Диалоги с Владимиром Спиваковым — страница 18 из 40


ВОЛКОВ: Я помню, как ты вместе с ней выступал в Риге, а после концерта мы поужинали втроем. И ты не спускал с нее глаз весь вечер, ты смотрел на нее, как влюбленный мальчик, не выпуская ее руку из своей. Я физически ощущал волну магнетического притяжения между вами.


СПИВАКОВ: Мы прожили вместе почти восемь лет. В 1970-м, 15 марта, у нас родился сын Саша, и это произошло как раз в то время, когда мы оба готовились к выступлению на конкурсе Чайковского. Нам было нелегко, никто не помогал: мы в Москве, моя мама в Ленинграде. В конце концов тогдашний министр культуры Екатерина Алексеевна Фурцева приставила к нам в помощь няню – ей важно было, чтобы мы хорошо выступили.

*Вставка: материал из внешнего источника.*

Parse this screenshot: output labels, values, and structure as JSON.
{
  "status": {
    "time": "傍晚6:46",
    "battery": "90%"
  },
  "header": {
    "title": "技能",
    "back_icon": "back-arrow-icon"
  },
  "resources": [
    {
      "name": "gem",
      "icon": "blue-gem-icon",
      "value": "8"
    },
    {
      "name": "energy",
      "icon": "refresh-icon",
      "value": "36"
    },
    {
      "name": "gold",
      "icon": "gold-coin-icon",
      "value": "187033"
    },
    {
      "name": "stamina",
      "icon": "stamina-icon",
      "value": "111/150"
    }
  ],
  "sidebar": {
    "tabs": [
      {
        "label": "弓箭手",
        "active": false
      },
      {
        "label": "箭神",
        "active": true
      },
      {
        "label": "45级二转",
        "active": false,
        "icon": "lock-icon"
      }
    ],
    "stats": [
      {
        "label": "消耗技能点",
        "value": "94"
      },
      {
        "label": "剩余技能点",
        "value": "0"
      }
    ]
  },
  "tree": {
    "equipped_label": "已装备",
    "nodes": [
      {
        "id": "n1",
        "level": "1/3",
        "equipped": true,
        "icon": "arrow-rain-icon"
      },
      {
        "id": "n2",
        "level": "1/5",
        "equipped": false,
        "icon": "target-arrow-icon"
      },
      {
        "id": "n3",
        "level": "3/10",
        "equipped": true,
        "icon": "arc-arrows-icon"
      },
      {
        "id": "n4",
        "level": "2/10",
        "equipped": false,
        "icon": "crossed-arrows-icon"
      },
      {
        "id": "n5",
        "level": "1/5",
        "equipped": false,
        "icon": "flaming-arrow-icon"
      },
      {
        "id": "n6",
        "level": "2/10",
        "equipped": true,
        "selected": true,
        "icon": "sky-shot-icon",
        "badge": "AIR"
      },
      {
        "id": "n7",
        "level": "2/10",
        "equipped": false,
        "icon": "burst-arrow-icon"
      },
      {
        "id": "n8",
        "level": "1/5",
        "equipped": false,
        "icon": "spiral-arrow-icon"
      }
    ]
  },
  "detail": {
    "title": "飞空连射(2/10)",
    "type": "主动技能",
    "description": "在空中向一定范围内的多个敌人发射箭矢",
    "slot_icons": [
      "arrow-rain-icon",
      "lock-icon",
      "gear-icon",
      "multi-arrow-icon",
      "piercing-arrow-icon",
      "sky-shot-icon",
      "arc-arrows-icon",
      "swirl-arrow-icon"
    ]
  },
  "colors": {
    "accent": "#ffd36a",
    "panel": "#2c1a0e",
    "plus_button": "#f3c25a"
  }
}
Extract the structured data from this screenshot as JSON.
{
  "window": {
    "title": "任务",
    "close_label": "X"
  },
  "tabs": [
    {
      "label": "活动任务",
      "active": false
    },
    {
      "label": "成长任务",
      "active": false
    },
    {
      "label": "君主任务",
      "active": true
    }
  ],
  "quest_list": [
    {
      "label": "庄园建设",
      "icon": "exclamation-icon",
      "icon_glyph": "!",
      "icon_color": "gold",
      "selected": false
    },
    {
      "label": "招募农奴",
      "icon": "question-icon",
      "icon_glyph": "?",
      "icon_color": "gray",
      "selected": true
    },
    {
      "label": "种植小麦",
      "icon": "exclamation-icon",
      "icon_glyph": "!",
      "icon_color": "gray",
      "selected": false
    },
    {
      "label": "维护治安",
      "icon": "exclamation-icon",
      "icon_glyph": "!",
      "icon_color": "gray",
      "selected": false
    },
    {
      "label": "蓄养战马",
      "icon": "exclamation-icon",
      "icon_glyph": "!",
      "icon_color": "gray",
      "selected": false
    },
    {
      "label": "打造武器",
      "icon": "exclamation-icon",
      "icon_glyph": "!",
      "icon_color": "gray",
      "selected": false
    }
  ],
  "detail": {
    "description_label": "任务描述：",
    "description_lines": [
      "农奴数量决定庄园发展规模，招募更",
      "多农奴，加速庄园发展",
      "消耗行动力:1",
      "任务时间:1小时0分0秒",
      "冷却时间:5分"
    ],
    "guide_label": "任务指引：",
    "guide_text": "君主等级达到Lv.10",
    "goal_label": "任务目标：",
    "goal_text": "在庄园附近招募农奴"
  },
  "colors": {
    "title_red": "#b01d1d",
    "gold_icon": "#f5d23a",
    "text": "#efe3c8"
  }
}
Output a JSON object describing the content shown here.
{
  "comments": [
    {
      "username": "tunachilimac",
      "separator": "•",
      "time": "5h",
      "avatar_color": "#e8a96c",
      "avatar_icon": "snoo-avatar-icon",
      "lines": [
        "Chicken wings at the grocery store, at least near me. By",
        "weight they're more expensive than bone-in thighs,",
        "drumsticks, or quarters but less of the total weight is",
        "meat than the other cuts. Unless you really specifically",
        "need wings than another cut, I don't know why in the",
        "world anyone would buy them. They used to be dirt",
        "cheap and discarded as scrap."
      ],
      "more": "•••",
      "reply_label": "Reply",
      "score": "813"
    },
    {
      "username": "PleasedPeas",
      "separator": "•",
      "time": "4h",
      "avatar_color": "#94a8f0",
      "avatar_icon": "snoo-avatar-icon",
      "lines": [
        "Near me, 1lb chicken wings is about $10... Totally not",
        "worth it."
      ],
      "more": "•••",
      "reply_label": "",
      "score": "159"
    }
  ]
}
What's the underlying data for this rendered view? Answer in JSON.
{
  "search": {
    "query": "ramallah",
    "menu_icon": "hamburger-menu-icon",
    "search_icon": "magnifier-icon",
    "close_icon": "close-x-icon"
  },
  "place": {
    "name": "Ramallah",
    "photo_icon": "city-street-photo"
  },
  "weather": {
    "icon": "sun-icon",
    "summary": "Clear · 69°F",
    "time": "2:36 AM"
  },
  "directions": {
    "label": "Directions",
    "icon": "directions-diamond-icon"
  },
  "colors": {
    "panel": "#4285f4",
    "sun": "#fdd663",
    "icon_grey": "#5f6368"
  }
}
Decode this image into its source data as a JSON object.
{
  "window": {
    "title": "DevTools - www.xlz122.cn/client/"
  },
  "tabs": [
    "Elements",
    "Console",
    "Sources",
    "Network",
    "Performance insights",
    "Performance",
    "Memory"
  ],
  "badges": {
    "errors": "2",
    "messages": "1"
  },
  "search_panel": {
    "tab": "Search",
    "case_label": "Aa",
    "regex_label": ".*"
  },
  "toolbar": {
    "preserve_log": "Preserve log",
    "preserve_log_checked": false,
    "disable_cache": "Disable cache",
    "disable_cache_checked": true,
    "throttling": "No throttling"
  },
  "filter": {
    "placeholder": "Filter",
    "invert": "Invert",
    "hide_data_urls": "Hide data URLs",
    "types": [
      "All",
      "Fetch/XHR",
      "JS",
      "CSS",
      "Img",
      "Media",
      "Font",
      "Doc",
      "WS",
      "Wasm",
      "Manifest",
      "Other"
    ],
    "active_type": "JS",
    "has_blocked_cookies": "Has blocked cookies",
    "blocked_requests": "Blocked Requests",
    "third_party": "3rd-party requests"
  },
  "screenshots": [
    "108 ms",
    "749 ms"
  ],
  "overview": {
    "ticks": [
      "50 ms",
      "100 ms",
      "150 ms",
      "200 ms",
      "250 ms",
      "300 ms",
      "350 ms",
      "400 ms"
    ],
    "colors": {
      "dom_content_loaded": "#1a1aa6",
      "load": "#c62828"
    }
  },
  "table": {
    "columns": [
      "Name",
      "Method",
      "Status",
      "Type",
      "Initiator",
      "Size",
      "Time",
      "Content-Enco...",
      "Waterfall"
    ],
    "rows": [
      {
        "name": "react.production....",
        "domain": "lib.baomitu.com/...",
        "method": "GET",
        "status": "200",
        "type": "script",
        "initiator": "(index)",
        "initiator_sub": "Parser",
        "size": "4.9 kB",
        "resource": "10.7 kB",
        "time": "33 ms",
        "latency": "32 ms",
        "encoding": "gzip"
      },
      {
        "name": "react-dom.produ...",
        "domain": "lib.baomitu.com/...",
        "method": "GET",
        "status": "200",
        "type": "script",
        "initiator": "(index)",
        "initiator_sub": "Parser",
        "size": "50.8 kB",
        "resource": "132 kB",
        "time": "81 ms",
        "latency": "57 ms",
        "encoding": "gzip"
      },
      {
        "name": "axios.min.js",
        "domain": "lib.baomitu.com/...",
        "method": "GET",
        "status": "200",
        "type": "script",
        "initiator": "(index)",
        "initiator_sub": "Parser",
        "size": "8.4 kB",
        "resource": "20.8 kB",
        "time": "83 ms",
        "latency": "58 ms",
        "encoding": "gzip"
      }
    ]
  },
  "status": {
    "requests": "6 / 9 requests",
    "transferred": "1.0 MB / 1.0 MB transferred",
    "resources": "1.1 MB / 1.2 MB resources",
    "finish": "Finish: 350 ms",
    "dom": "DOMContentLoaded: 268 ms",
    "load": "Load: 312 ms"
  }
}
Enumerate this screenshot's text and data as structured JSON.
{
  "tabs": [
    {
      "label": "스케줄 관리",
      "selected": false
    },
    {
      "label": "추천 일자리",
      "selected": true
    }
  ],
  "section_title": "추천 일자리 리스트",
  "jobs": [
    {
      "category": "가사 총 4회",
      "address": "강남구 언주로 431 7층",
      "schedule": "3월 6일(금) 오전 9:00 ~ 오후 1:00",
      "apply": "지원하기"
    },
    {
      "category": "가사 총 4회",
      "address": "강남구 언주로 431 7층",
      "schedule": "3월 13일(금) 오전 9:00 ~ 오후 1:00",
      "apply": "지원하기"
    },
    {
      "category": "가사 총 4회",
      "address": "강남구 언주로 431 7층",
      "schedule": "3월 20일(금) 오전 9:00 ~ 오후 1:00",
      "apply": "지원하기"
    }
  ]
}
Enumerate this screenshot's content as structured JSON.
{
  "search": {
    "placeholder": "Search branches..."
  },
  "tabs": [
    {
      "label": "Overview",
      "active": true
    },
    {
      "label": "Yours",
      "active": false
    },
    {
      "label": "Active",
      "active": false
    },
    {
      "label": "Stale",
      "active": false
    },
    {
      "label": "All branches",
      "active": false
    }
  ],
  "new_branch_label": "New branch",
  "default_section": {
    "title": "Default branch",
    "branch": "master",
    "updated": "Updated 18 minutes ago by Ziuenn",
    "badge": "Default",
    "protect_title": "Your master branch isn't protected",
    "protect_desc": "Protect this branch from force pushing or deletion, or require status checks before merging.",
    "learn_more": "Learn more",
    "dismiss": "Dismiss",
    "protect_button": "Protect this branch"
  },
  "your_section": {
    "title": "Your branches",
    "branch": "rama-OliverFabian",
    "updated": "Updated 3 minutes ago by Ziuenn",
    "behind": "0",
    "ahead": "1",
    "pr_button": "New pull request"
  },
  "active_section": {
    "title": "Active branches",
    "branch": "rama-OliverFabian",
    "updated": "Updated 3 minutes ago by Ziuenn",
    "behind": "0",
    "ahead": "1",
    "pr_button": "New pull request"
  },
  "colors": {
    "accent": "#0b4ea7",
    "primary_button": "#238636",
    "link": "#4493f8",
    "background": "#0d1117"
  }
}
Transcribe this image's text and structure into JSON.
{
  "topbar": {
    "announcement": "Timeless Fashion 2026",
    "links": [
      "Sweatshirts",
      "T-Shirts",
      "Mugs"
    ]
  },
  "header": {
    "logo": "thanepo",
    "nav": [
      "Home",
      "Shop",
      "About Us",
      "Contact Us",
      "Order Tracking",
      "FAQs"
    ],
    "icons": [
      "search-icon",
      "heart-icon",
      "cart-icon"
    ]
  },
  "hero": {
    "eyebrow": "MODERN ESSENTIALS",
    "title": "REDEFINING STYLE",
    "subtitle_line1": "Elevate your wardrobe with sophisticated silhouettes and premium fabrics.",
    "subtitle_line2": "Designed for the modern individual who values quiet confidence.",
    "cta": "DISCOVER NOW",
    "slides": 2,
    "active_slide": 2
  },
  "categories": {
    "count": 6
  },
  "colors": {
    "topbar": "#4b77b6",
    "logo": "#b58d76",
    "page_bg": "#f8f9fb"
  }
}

…Уход Виктории был для меня шоком, громом средь ясного неба. Хотя внешне все произошло достаточно просто, даже буднично. Однажды она совершенно неожиданно мне сказала:

– Я решила от тебя уйти.

– Почему?!.. К кому?.. – не поверил я своим ушам.

– К Геннадию Николаевичу Рождественскому.

– Но почему?! Ты влюблена в него?

– Нет, – говорит. – Просто я хочу увидеть весь мир.

Что я мог на это сказать? Рождественский уже был прославленной персоной в мире музыки, а я – только подающим надежды скрипачом. Мы еще не поступили в музыкальную школу, когда он в 1951 году уже дирижировал в Большом театре балетом Чайковского «Спящая красавица». Он много гастролировал, был обласкан властями и публикой, имя его гремело…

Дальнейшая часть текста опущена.